Being a science journalist for me was not by choice. It was a beat I was assigned to me by my former employer and it was a beat I covered for 10 years prior to joining Punch Newspaper. However, it became a natural habitat for me because I was a science student in High School and would have even been a nurse if I had made good grades in Chemistry. I found myself drawn to health and science stories because of its direct impact on the quality of lives of many people. The human angle stories, the quantum of money earmarked for the sector, the makes it a constantly intriguing part of my career.

 

2. What role do science and science communication play in your country?

My country is politically-driven, so science and science communication have had to fight for attention.  There are many Nigerians making inventions and innovations but the products are still stuck on the laboratory shelves.  Nigeria has dozens of research institutes but we are yet to be able to take the lead in proffering solutions to some of the tropical diseases such as sickle cell (which primarily targets people of African descent), the West African strain of HIV, poliomyelitis and even the Ebola Virus Disease. So, I would say, the influence of science in Nigeria is at the peak at the moment.

 

3. What speakers or topics of this year’s Falling Walls events are you most looking forward to? And why?

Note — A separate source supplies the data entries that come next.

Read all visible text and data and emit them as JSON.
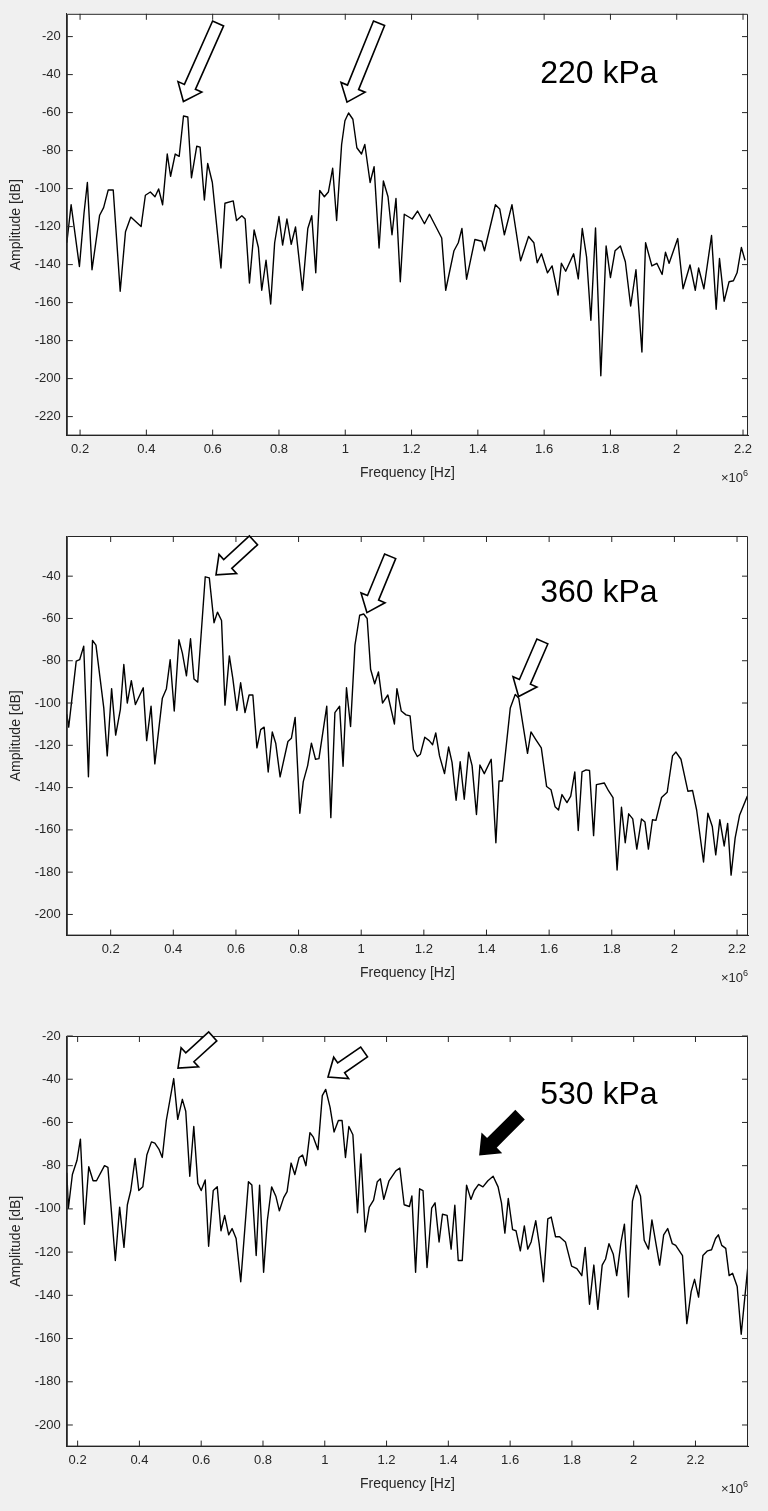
{
  "chart_data": [
    {
      "type": "line",
      "xlabel": "Frequency [Hz]",
      "ylabel": "Amplitude [dB]",
      "annotations": [
        "220 kPa",
        "×10$^{6}$"
      ],
      "marker": "none",
      "line_style": "solid",
      "xlim": [
        0.16,
        2.215
      ],
      "ylim": [
        -230,
        -8
      ],
      "xticks": [
        0.2,
        0.4,
        0.6,
        0.8,
        1,
        1.2,
        1.4,
        1.6,
        1.8,
        2,
        2.2
      ],
      "yticks": [
        -20,
        -40,
        -60,
        -80,
        -100,
        -120,
        -140,
        -160,
        -180,
        -200,
        -220
      ],
      "series": [
        {
          "color": "#000000",
          "x": [
            0.16,
            0.173,
            0.198,
            0.212,
            0.222,
            0.236,
            0.259,
            0.271,
            0.285,
            0.3,
            0.321,
            0.337,
            0.353,
            0.384,
            0.397,
            0.412,
            0.426,
            0.437,
            0.449,
            0.463,
            0.473,
            0.487,
            0.499,
            0.512,
            0.525,
            0.536,
            0.552,
            0.562,
            0.575,
            0.585,
            0.599,
            0.625,
            0.637,
            0.662,
            0.672,
            0.688,
            0.698,
            0.711,
            0.725,
            0.738,
            0.748,
            0.761,
            0.775,
            0.787,
            0.8,
            0.811,
            0.824,
            0.837,
            0.85,
            0.871,
            0.887,
            0.899,
            0.911,
            0.923,
            0.937,
            0.949,
            0.962,
            0.974,
            0.989,
            0.999,
            1.01,
            1.023,
            1.035,
            1.049,
            1.059,
            1.075,
            1.087,
            1.102,
            1.115,
            1.129,
            1.141,
            1.153,
            1.166,
            1.178,
            1.202,
            1.218,
            1.239,
            1.254,
            1.291,
            1.303,
            1.328,
            1.341,
            1.352,
            1.366,
            1.391,
            1.412,
            1.42,
            1.453,
            1.466,
            1.48,
            1.503,
            1.529,
            1.553,
            1.569,
            1.579,
            1.592,
            1.61,
            1.624,
            1.642,
            1.652,
            1.665,
            1.689,
            1.703,
            1.715,
            1.728,
            1.741,
            1.755,
            1.771,
            1.787,
            1.8,
            1.814,
            1.83,
            1.845,
            1.861,
            1.877,
            1.895,
            1.906,
            1.925,
            1.94,
            1.956,
            1.966,
            1.977,
            2.003,
            2.019,
            2.04,
            2.056,
            2.066,
            2.082,
            2.105,
            2.119,
            2.129,
            2.143,
            2.158,
            2.171,
            2.182,
            2.195,
            2.206
          ],
          "values": [
            -128.5,
            -108.5,
            -141,
            -112.7,
            -96.8,
            -142.7,
            -114,
            -110,
            -100.7,
            -100.7,
            -154,
            -122.7,
            -115,
            -120,
            -103.5,
            -101.8,
            -104.3,
            -100.2,
            -108.5,
            -81.8,
            -93.5,
            -81.8,
            -83,
            -61.8,
            -62.3,
            -94.3,
            -77.7,
            -78.2,
            -106,
            -86.8,
            -96.8,
            -141.8,
            -107.7,
            -106.5,
            -116.8,
            -114.3,
            -116,
            -149.7,
            -121.8,
            -131,
            -153.5,
            -137.7,
            -160.7,
            -128.5,
            -114.7,
            -129.7,
            -116,
            -129.3,
            -120.2,
            -153.5,
            -121,
            -114.3,
            -144.3,
            -101,
            -104.3,
            -101.8,
            -89.3,
            -116.8,
            -76.8,
            -64.3,
            -60.2,
            -63.5,
            -78.5,
            -81.8,
            -76.8,
            -96.8,
            -88.5,
            -131.3,
            -96,
            -104.3,
            -124.3,
            -105.2,
            -149,
            -113.5,
            -116,
            -111.8,
            -118.5,
            -113.5,
            -126,
            -153.5,
            -132.7,
            -128.5,
            -121,
            -147.7,
            -126.8,
            -127.7,
            -132.7,
            -108.5,
            -110.7,
            -124.3,
            -108.5,
            -138,
            -125.2,
            -128.5,
            -139,
            -134.3,
            -144.3,
            -140.7,
            -156,
            -139.3,
            -143.5,
            -134.3,
            -147.5,
            -121,
            -136,
            -169.3,
            -120.7,
            -198.5,
            -130.2,
            -146.8,
            -132.7,
            -130.2,
            -138.5,
            -161.8,
            -142.7,
            -186,
            -128.5,
            -140.7,
            -139.3,
            -145.2,
            -133.5,
            -139.3,
            -126.3,
            -152.7,
            -140.2,
            -153.5,
            -141.8,
            -152.7,
            -124.7,
            -163.5,
            -136.8,
            -159.3,
            -149,
            -148.5,
            -144.3,
            -131,
            -137.7
          ]
        }
      ]
    },
    {
      "type": "line",
      "xlabel": "Frequency [Hz]",
      "ylabel": "Amplitude [dB]",
      "annotations": [
        "360 kPa",
        "×10$^{6}$"
      ],
      "marker": "none",
      "line_style": "solid",
      "xlim": [
        0.06,
        2.235
      ],
      "ylim": [
        -210,
        -21
      ],
      "xticks": [
        0.2,
        0.4,
        0.6,
        0.8,
        1,
        1.2,
        1.4,
        1.6,
        1.8,
        2,
        2.2
      ],
      "yticks": [
        -40,
        -60,
        -80,
        -100,
        -120,
        -140,
        -160,
        -180,
        -200
      ],
      "series": [
        {
          "color": "#000000",
          "x": [
            0.06,
            0.066,
            0.09,
            0.101,
            0.114,
            0.129,
            0.142,
            0.153,
            0.178,
            0.189,
            0.203,
            0.216,
            0.231,
            0.242,
            0.253,
            0.266,
            0.279,
            0.304,
            0.315,
            0.329,
            0.341,
            0.365,
            0.378,
            0.39,
            0.403,
            0.418,
            0.429,
            0.442,
            0.455,
            0.466,
            0.478,
            0.502,
            0.515,
            0.53,
            0.541,
            0.554,
            0.565,
            0.579,
            0.59,
            0.603,
            0.615,
            0.629,
            0.642,
            0.654,
            0.667,
            0.679,
            0.69,
            0.703,
            0.716,
            0.727,
            0.741,
            0.766,
            0.777,
            0.789,
            0.804,
            0.815,
            0.829,
            0.841,
            0.854,
            0.865,
            0.89,
            0.903,
            0.916,
            0.931,
            0.942,
            0.953,
            0.966,
            0.98,
            0.995,
            1.008,
            1.019,
            1.03,
            1.043,
            1.055,
            1.068,
            1.085,
            1.106,
            1.114,
            1.128,
            1.143,
            1.156,
            1.167,
            1.179,
            1.189,
            1.203,
            1.217,
            1.228,
            1.238,
            1.25,
            1.266,
            1.279,
            1.29,
            1.303,
            1.316,
            1.329,
            1.343,
            1.354,
            1.368,
            1.379,
            1.393,
            1.415,
            1.43,
            1.44,
            1.451,
            1.476,
            1.492,
            1.503,
            1.516,
            1.531,
            1.542,
            1.558,
            1.575,
            1.592,
            1.606,
            1.619,
            1.63,
            1.641,
            1.657,
            1.669,
            1.682,
            1.693,
            1.705,
            1.718,
            1.729,
            1.742,
            1.751,
            1.776,
            1.79,
            1.804,
            1.817,
            1.831,
            1.843,
            1.854,
            1.867,
            1.88,
            1.895,
            1.906,
            1.917,
            1.93,
            1.941,
            1.959,
            1.977,
            1.994,
            2.005,
            2.021,
            2.043,
            2.058,
            2.071,
            2.093,
            2.107,
            2.121,
            2.132,
            2.145,
            2.159,
            2.17,
            2.181,
            2.194,
            2.208,
            2.233
          ],
          "values": [
            -105.3,
            -111.4,
            -80.2,
            -79.5,
            -73.1,
            -134.9,
            -70.4,
            -72.6,
            -102.3,
            -125,
            -93.2,
            -115.2,
            -103,
            -81.8,
            -100,
            -89.4,
            -100.7,
            -92.8,
            -117.8,
            -101.5,
            -128.8,
            -97.7,
            -93.2,
            -79.5,
            -103.8,
            -70.1,
            -76.4,
            -87.1,
            -69.6,
            -88.6,
            -90.1,
            -40.3,
            -40.8,
            -62,
            -57,
            -61,
            -101,
            -77.7,
            -88.3,
            -103.5,
            -90.4,
            -104.5,
            -96.2,
            -96.2,
            -121.2,
            -112.6,
            -111.4,
            -132.6,
            -113.7,
            -119,
            -134.9,
            -118.2,
            -116.7,
            -106.8,
            -152.1,
            -137.2,
            -129.6,
            -119,
            -126.6,
            -126.3,
            -101.5,
            -154.2,
            -104.5,
            -101.5,
            -129.9,
            -92.8,
            -111.1,
            -72.6,
            -58.5,
            -57.9,
            -60,
            -84,
            -90.9,
            -85.3,
            -100,
            -96.2,
            -109.9,
            -93.2,
            -103.8,
            -105.6,
            -106.1,
            -122,
            -125.3,
            -124.2,
            -116.2,
            -117.8,
            -119.7,
            -114.1,
            -125,
            -133.4,
            -120.8,
            -128.1,
            -146,
            -127.8,
            -145.5,
            -123.2,
            -129.6,
            -152.7,
            -129.3,
            -133.4,
            -126.6,
            -166.1,
            -136.9,
            -136.9,
            -102.3,
            -95.9,
            -97.7,
            -109.9,
            -123.8,
            -113.7,
            -117.4,
            -121.2,
            -139.5,
            -141,
            -149,
            -150.6,
            -143.3,
            -147.1,
            -144,
            -132.6,
            -160.3,
            -132.6,
            -131.6,
            -131.9,
            -162.7,
            -138.6,
            -137.8,
            -141.6,
            -144.7,
            -179,
            -149.3,
            -166.1,
            -152.4,
            -154.8,
            -169.1,
            -154.8,
            -156.3,
            -169.1,
            -155.2,
            -155.5,
            -144.7,
            -142.2,
            -125,
            -123.2,
            -126.6,
            -141.7,
            -141.4,
            -150.6,
            -175.2,
            -152.1,
            -158.4,
            -171.8,
            -155.2,
            -167.6,
            -156.9,
            -181.4,
            -163.8,
            -153.1,
            -144
          ]
        }
      ]
    },
    {
      "type": "line",
      "xlabel": "Frequency [Hz]",
      "ylabel": "Amplitude [dB]",
      "annotations": [
        "530 kPa",
        "×10$^{6}$"
      ],
      "marker": "none",
      "line_style": "solid",
      "xlim": [
        0.165,
        2.37
      ],
      "ylim": [
        -210,
        -20
      ],
      "xticks": [
        0.2,
        0.4,
        0.6,
        0.8,
        1,
        1.2,
        1.4,
        1.6,
        1.8,
        2,
        2.2
      ],
      "yticks": [
        -20,
        -40,
        -60,
        -80,
        -100,
        -120,
        -140,
        -160,
        -180,
        -200
      ],
      "series": [
        {
          "color": "#000000",
          "x": [
            0.165,
            0.17,
            0.183,
            0.198,
            0.209,
            0.222,
            0.236,
            0.25,
            0.261,
            0.287,
            0.298,
            0.322,
            0.336,
            0.35,
            0.361,
            0.372,
            0.386,
            0.398,
            0.411,
            0.424,
            0.439,
            0.45,
            0.463,
            0.474,
            0.487,
            0.511,
            0.524,
            0.539,
            0.55,
            0.563,
            0.576,
            0.589,
            0.6,
            0.613,
            0.624,
            0.639,
            0.652,
            0.664,
            0.676,
            0.689,
            0.7,
            0.713,
            0.728,
            0.753,
            0.764,
            0.778,
            0.789,
            0.802,
            0.814,
            0.828,
            0.842,
            0.853,
            0.867,
            0.878,
            0.891,
            0.903,
            0.917,
            0.928,
            0.939,
            0.952,
            0.963,
            0.978,
            0.992,
            1.003,
            1.017,
            1.03,
            1.044,
            1.056,
            1.067,
            1.078,
            1.091,
            1.106,
            1.117,
            1.131,
            1.144,
            1.158,
            1.17,
            1.18,
            1.191,
            1.208,
            1.23,
            1.243,
            1.257,
            1.274,
            1.282,
            1.294,
            1.307,
            1.318,
            1.331,
            1.346,
            1.357,
            1.37,
            1.381,
            1.396,
            1.409,
            1.421,
            1.432,
            1.445,
            1.459,
            1.473,
            1.484,
            1.498,
            1.512,
            1.528,
            1.545,
            1.561,
            1.572,
            1.583,
            1.594,
            1.608,
            1.619,
            1.633,
            1.646,
            1.657,
            1.668,
            1.683,
            1.694,
            1.708,
            1.722,
            1.733,
            1.747,
            1.76,
            1.779,
            1.799,
            1.816,
            1.832,
            1.843,
            1.857,
            1.871,
            1.884,
            1.898,
            1.909,
            1.92,
            1.934,
            1.945,
            1.959,
            1.97,
            1.983,
            1.996,
            2.009,
            2.022,
            2.034,
            2.048,
            2.059,
            2.073,
            2.084,
            2.097,
            2.11,
            2.125,
            2.136,
            2.158,
            2.172,
            2.186,
            2.197,
            2.21,
            2.224,
            2.239,
            2.252,
            2.265,
            2.274,
            2.285,
            2.298,
            2.309,
            2.32,
            2.335,
            2.348,
            2.357,
            2.37
          ],
          "values": [
            -83.3,
            -99.7,
            -84.1,
            -77.5,
            -67.7,
            -107.1,
            -80.5,
            -87,
            -87,
            -80,
            -80.8,
            -123.9,
            -99.2,
            -117.8,
            -98.1,
            -91.5,
            -76.7,
            -91.5,
            -89.8,
            -75.1,
            -69,
            -69.6,
            -72.3,
            -76.2,
            -59.1,
            -39.7,
            -58.6,
            -49.3,
            -54.8,
            -84.9,
            -61.9,
            -88.2,
            -91.5,
            -86.6,
            -117.3,
            -91.5,
            -89.8,
            -110.1,
            -103,
            -112,
            -109.1,
            -113.7,
            -133.7,
            -87.4,
            -89,
            -121.6,
            -89,
            -129.3,
            -105.5,
            -89.8,
            -94.3,
            -100.9,
            -94.8,
            -92,
            -78.8,
            -84.1,
            -76.2,
            -75.1,
            -80,
            -64.7,
            -66.8,
            -72.6,
            -47.6,
            -44.7,
            -52.9,
            -64.4,
            -59.1,
            -59.1,
            -76.2,
            -61.9,
            -65.7,
            -101.8,
            -74.6,
            -110.7,
            -99.2,
            -95.9,
            -87.4,
            -86.1,
            -95.6,
            -87,
            -82.4,
            -81.1,
            -98.1,
            -98.9,
            -94,
            -129.3,
            -90.7,
            -91.5,
            -127.1,
            -99.7,
            -97.2,
            -115.3,
            -102.5,
            -103,
            -118.6,
            -98.3,
            -123.9,
            -123.9,
            -89,
            -95.6,
            -91.5,
            -88.7,
            -89.8,
            -87,
            -84.9,
            -89.8,
            -97.2,
            -111.2,
            -95.2,
            -109.6,
            -110.1,
            -119.4,
            -107.9,
            -118.6,
            -115.3,
            -105.5,
            -116.1,
            -133.7,
            -104.6,
            -103.8,
            -112.9,
            -112.9,
            -115.3,
            -126.5,
            -127.6,
            -130.9,
            -117.8,
            -144.1,
            -126,
            -146.5,
            -126,
            -123.2,
            -116.1,
            -121,
            -130.9,
            -115.3,
            -107.1,
            -140.8,
            -96.4,
            -89,
            -94,
            -114.5,
            -118.6,
            -105.1,
            -116.9,
            -126,
            -112,
            -109.1,
            -116.1,
            -116.9,
            -121.6,
            -153.1,
            -138.3,
            -132.6,
            -140.8,
            -121.6,
            -119.4,
            -118.9,
            -113.7,
            -112,
            -116.9,
            -118.3,
            -130.9,
            -129.8,
            -135.9,
            -158,
            -144.9,
            -126
          ]
        }
      ]
    }
  ]
}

I am looking forward to all the speakers because I believe that they all have different and unique perspectives to add to the conference. However, I am particularly looking forward to listening to Emmanuelle Charpentier, of the Max Planck Institute for Infection Biology. This is because Nigeria and indeed West Arica has experienced the outbreak of the Ebola Virus Disease and the region is not immune to future epidemic. Ebola itself is a disease that is not yet fully understood and I would like to find out If there are other subtle methods of contracting the virus that the public in my country should know about. I am also looking forward to listening to Wolfgang Ketterle from the Massachusetts Institute of Technology mainly because the MIT is renowned for research and innovations.  There is also Johanna Wanka from the German Federal Ministry of Education and Research because I also cover education and would like to know how Germany has closed the gap between education and research.

 

4. In your opinion, which are the walls that will have to fall in science and society within the next five years?

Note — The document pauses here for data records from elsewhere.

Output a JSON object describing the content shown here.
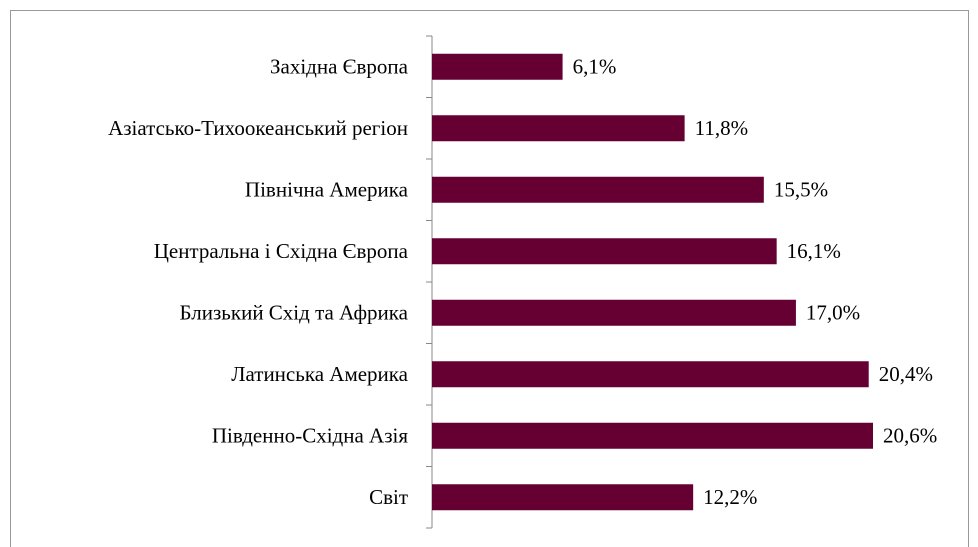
{
  "chart_data": {
    "type": "bar",
    "orientation": "horizontal",
    "categories": [
      "Західна Європа",
      "Азіатсько-Тихоокеанський регіон",
      "Північна Америка",
      "Центральна і Східна Європа",
      "Близький Схід та Африка",
      "Латинська Америка",
      "Південно-Східна Азія",
      "Світ"
    ],
    "values": [
      6.1,
      11.8,
      15.5,
      16.1,
      17.0,
      20.4,
      20.6,
      12.2
    ],
    "value_labels": [
      "6,1%",
      "11,8%",
      "15,5%",
      "16,1%",
      "17,0%",
      "20,4%",
      "20,6%",
      "12,2%"
    ],
    "color": "#660033"
  }
}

I would say the next wall to fall in science is HIV/AIDS. More than 30 years after the disease was diagnosed, it is becoming more obvious that the end of the scourge is nearer than ever before. A functional cure for the German patient, Timothy Ray Brown and a couple of other patients is one of the first lights in the horizon. The miracle of Truvada and the discovery of a protein which can stop the virus from further replicating in the human system are also big leaps indicative that a cure is in sight.